By Adrian | September 27, 2020
Recently I attended a webinar in which the presenter from Blackberry Cylance was talking about this tool that they created called Cybot. This tool is a chatbot designed for SOCs to hopefully speed up triagae its offerings. Turns out Cybot is a pretty nifty tool and has integrations to various chat platforms like Slack and Microsoft Teams.
Installation Steps
There are a number of prereqs required to stand up this app. For this installation, I will install it into a Python virtual environment as per the installation guide. I am just using a stock VM, with Python 3 installed to do this.
Install errbot
If you do not have the virtualenv package installed you can install it with the following command:
sudo apt install -qy virtualenv
Setup the virtual environment with the following commands.
virtualenv --python `which python3` ~/.errbot-ve
source ~/.errbot-ve/bin/activate
~/.errbot-ve/bin/pip install errbot
Configure errbot
With the installation complete, configure errbot with the following commands.
mkdir ~/errbot-root
cd ~/errbot-root
errbot
Once you run errbot, you can now interact with it.
────────────────────────────────────────────────────────────────────────────────
You start as a bot admin in a one-on-one conversation with the bot.
Context of the chat
• Use !inroom to switch to a room conversation.
• Use !inperson to switch back to a one-on-one conversation.
• Use !asuser to talk as a normal user.
• Use !asadmin to switch back as a bot admin.
Preferences
• Use !ml to flip on/off the multiline mode (Enter twice at the end to send).
────────────────────────────────────────────────────────────────────────────────
[@CHANGE_ME ➡ @errbot] >>>
As a test, you should be able to run the following commands.
!tryme
!help
!about
You can kill off errbot by using:
!shutdown --confirm
Setup Cybot with Slack
To install Errbot with Slack integration use the following command. This is done inside of the python virtual environment.
sudo ~/.errbot-ve/bin/pip install errbot[slack]
Setup Slack Bot account
With Errbot installed and the inital configuration completed, now is the time to create an app integration with Slack.
Browse to https://my.slack.com/services/new/bot and enter in a botname, and press Add bot integration. I have called mine cybot. Very original, I know.
Take a note of the API Token (and dont share that with anyone) on the next page and complete any additional customisations such as image, full name etc. Press Save Integration.
Make configuration changes to Errbot
Make the following changes to the ~/errbot-root/config.py file. Update the items in <> with what is approprate for your installation.
import logging
BACKEND = 'Slack' # Errbot will start in text mode (console only mode) and will answer commands from there.

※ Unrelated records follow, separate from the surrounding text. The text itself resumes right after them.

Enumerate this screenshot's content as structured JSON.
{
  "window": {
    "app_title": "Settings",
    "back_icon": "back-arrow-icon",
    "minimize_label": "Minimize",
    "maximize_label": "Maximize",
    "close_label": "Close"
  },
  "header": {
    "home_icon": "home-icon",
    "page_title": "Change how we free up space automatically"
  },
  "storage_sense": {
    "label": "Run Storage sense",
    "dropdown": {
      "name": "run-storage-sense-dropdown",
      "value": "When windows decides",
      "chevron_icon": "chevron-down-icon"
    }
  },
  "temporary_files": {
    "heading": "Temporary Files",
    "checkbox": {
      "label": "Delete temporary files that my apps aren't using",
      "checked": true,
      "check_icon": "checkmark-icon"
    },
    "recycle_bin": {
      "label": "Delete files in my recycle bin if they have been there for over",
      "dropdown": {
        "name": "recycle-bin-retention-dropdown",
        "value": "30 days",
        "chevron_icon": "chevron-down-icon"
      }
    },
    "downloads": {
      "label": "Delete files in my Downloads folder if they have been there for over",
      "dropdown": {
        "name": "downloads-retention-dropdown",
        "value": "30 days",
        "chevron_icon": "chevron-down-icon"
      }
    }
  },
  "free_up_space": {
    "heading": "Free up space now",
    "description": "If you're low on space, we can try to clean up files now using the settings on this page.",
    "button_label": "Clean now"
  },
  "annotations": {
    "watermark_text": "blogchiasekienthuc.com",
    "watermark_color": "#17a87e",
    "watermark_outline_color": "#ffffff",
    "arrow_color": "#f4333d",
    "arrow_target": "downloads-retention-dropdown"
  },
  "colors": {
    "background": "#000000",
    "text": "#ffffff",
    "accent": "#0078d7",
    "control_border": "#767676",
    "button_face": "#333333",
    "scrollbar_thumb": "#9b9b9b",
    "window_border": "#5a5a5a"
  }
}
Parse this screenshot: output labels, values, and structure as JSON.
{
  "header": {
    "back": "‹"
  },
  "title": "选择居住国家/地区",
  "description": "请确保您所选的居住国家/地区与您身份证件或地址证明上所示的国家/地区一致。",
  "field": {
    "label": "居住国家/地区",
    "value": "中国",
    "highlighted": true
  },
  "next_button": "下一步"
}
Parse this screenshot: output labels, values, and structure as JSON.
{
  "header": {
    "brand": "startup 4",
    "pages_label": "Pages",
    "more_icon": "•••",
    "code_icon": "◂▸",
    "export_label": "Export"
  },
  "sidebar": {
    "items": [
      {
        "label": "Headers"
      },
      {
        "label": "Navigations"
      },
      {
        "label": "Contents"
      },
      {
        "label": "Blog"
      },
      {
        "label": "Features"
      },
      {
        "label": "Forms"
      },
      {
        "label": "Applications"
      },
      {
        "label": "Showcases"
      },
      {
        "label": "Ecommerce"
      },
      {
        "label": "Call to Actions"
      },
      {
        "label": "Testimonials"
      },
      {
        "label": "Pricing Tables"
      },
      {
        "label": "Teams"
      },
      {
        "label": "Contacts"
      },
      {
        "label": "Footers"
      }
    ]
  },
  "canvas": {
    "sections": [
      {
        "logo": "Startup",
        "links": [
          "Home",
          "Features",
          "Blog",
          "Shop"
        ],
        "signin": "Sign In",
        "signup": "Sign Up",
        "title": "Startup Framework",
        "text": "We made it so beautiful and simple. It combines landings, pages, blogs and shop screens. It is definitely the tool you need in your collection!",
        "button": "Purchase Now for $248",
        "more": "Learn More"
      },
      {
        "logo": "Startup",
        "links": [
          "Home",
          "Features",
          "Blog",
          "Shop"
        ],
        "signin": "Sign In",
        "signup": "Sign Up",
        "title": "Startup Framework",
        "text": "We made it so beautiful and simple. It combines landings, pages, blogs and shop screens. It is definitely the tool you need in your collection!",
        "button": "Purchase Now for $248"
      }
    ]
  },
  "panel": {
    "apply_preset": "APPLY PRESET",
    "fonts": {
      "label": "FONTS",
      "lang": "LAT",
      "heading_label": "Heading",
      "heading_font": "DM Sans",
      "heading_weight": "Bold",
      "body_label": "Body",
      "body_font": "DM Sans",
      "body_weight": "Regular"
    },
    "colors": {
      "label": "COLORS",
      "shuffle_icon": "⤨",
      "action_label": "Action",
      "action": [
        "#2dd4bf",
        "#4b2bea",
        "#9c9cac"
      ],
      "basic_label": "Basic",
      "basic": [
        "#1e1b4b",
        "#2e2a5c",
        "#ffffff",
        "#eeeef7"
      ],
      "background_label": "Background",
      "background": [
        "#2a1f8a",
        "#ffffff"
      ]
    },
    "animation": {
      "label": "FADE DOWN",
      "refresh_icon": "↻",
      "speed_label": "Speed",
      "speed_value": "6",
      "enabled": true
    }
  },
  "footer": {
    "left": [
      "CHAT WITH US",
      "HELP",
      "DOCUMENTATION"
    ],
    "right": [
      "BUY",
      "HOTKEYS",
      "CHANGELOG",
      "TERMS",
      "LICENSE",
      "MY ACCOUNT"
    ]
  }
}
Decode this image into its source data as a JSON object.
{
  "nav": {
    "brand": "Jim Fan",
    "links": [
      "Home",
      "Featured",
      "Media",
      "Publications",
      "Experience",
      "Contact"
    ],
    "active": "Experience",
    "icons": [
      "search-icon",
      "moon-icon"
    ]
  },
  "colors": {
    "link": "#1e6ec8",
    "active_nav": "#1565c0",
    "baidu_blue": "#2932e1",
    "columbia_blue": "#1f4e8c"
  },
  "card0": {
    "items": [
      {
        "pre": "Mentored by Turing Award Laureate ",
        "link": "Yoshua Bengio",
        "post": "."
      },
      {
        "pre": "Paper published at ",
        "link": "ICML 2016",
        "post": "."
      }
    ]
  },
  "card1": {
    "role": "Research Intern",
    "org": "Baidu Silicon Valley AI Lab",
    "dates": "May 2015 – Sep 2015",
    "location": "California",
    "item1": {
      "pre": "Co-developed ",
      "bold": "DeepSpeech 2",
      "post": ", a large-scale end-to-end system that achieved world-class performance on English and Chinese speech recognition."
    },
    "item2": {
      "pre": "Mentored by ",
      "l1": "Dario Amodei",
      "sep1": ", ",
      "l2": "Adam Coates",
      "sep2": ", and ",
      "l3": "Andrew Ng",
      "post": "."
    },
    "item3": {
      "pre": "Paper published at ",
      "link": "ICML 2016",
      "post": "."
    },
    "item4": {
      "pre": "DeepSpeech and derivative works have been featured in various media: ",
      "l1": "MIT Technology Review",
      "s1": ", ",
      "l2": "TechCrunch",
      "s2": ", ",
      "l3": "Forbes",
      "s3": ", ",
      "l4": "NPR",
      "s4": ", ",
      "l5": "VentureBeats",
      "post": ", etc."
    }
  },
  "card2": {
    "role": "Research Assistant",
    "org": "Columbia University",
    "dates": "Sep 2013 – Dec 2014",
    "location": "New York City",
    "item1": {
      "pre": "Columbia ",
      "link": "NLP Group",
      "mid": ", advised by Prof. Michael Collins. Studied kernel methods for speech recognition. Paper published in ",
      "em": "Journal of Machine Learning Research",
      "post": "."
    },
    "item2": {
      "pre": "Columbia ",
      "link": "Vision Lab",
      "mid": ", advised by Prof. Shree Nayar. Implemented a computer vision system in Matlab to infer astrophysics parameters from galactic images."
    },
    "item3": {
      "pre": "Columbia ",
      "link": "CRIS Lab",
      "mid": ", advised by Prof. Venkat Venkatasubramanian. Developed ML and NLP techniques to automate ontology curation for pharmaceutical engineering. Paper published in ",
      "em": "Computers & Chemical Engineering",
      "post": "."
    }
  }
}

BOT_DATA_DIR = r'/home/<USER>/errbot-root/data'
BOT_EXTRA_PLUGIN_DIR = r'/home/<USER>/errbot-root/CyBot/plugins'
BOT_LOG_FILE = r'/home/<USER>/errbot-root/errbot.log'
BOT_LOG_LEVEL = logging.INFO
BOT_ADMINS = ('@BOTADMINUSER', )
BOT_IDENTITY = {
'token' : '<YOUR SLACK APP API KEY>',
}
CHATROOM_PRESENCE = ()
CHATROOM_FN = 'CyBot'
ACCESS_CONTROLS = {'private_plugin': {'allowprivate': ('#protected_room',)},
'uptime': {'allowusers': BOT_ADMINS}, }
DIVERT_TO_PRIVATE = ('help', 'about', 'status', 'secnews', 'vulnnews', 'ransom', 'threat', 'aptgroup', 'cve', 'hacktool')
At this time you should be able to test your Errbot by starting it with errbot and have a chat with it in your cybot app in Slack. You can shut it down by using Ctrl+C or !shutdown --confirm
Add Cybot plugins
Now that the basic installation is complete, add in the Cybot plugins from github. I found the easiest way to do this is to just clone the Cybot repository. One issue with this is if you make changes to the plugins and pull a new copy of the repository down then you will lose those changes.
cd ~/errbot-root
git clone https://github.com/cylance/CyBot.git
Some plugins like VirusTotal require an API key which can be added in by making a change to the appropriate plugin, with the above note in mind. It appears that there have been no new plugins developed recently in any case.
Now restart errbot and enjoy.
Commands
I can see me interacting with this chatbot on a daily basis. Here are a few useful and handy ones.
| Command | Description |
|---|---|
| !commands | List the CyBot commands you can use |
| !joke | Tell a (dads) joke |
| !whois | Perform a whois query against a domain or ip |
| !nslookup | Perform DNS forward/reverse search |
| !geoip | Perform a Geo Location search for an ip |
| !screenshot | Get a screenshot via the thum.io service |
| !codename | Generate a 2 worded codename |
These are just a small subset of the commands available.